Perhaps the most striking feature of populism is the manifest poverty of its theoretical basis. A few ideas (e.g. the people, national sovereignty, national identity), all of which are in themselves serious political themes, are preached with great superficiality and simple ignorance, in pursuit of the ideological objectives we considered in the last post. The key substantial theoretical issue, usually not clearly articulated, is representation. Those who vote for populist political positions are generally disillusioned with the current system of representation (usually via political parties) and believe that some form of direct democracy is a feasible alternative. Those of us who are not convinced of the feasibility of the alternatives proposed, would do well to take seriously this frustration – which is as old as democracy itself but has been accentuated by multiple factors in contemporary culture.

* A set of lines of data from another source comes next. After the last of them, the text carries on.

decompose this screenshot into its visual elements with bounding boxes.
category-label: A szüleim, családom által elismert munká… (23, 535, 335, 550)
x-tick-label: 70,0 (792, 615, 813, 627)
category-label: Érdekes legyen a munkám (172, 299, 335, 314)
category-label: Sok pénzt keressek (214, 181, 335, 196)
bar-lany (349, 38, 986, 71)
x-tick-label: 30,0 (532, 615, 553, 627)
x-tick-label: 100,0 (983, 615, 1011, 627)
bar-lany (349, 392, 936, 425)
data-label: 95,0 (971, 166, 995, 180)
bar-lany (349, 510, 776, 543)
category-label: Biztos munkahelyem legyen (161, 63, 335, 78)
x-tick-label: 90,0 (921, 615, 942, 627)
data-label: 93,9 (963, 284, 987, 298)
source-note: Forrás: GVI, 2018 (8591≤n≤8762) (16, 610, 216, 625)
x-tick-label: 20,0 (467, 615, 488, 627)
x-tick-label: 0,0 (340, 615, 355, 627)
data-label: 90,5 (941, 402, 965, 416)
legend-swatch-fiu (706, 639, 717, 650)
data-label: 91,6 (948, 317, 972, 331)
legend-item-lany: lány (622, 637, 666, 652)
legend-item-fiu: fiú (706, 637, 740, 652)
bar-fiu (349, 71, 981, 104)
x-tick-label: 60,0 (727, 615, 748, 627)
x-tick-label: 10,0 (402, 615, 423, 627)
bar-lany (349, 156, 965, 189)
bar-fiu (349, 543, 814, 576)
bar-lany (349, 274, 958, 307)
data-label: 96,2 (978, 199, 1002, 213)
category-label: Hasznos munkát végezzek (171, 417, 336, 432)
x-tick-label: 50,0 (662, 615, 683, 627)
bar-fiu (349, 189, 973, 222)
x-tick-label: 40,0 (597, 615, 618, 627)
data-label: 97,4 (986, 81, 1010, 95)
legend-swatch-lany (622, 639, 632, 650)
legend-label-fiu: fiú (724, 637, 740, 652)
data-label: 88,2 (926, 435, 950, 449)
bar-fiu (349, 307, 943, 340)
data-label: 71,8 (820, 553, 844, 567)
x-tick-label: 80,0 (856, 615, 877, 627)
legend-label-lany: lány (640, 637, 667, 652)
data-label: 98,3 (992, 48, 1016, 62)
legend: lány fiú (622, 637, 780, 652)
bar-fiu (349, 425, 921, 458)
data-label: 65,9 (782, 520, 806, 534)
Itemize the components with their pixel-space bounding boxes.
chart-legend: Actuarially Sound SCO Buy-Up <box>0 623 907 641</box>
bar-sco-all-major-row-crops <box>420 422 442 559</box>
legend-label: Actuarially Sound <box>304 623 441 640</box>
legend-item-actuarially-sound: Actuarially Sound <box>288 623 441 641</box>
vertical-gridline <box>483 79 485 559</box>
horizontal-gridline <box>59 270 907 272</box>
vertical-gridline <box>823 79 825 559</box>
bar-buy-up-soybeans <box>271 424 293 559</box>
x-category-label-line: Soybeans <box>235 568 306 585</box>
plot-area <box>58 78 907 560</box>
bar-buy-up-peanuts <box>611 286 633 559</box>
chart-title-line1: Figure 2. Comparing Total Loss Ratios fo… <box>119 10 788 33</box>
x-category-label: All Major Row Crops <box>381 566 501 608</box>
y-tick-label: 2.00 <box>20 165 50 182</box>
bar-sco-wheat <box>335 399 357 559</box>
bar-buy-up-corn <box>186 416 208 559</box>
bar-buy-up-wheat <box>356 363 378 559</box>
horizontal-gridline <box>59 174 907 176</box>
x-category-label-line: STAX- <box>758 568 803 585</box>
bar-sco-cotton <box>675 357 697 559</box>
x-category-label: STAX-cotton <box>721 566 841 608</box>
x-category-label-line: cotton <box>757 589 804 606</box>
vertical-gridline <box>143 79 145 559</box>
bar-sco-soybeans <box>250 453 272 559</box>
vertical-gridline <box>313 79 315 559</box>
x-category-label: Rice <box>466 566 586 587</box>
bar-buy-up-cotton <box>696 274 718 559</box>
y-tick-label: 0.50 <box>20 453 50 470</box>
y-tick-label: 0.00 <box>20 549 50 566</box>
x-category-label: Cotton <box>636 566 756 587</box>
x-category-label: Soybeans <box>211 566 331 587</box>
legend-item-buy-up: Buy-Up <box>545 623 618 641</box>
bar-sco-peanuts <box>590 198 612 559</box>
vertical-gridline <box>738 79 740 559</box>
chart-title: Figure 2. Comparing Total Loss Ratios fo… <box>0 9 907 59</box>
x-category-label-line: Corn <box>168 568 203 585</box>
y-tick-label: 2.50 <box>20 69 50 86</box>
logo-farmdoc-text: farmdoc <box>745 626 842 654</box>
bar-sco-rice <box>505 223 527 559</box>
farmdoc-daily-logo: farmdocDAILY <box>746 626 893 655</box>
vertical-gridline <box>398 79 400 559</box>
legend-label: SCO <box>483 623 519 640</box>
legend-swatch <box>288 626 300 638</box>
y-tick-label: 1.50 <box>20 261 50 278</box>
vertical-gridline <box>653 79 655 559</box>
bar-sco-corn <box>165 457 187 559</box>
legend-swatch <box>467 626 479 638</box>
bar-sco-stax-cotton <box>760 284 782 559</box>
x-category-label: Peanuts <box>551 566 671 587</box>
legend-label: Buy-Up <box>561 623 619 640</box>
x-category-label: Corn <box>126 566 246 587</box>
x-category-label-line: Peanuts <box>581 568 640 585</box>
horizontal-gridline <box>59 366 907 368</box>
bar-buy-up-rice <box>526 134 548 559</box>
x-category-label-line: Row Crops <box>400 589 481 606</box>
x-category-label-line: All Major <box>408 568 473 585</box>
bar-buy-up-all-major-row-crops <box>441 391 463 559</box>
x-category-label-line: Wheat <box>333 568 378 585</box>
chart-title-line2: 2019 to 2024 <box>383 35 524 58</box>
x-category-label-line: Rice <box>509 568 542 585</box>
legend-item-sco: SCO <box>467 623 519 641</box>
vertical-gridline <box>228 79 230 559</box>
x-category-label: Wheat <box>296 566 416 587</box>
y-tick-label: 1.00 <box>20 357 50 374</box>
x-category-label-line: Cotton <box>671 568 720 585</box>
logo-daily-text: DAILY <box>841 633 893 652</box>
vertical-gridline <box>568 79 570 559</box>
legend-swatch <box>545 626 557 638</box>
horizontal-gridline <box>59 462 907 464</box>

If populism is weak on the theoretical level, it has been seen to be a lot more vigorous on the practical level. Populism works politically in that it plays on the frustrations and fears of the disillusioned masses mentioned above. These include poor people but more generally are middleclass people who have been negatively affected by economic, social and political change. The populist politician, the so-called “charismatic leader”, addresses this frustration and anger by denouncing, often with violent and mindless rhetoric, those held responsible for this negative situation (the traditional political parties, the economic and political élite, the establishment). The efficacy of this process is hugely facilitated by the use of social media which tend to offer telegraphic and polemical solutions to complex political problems, to the point of propagating fake news.
Populism works in that it divides and polarizes. Experience has shown and continues to show that while this form of politics might be effective in attaining power it is utterly inadequate in maintaining that power, a dilemma that Machiavelli understood some 500 years ago.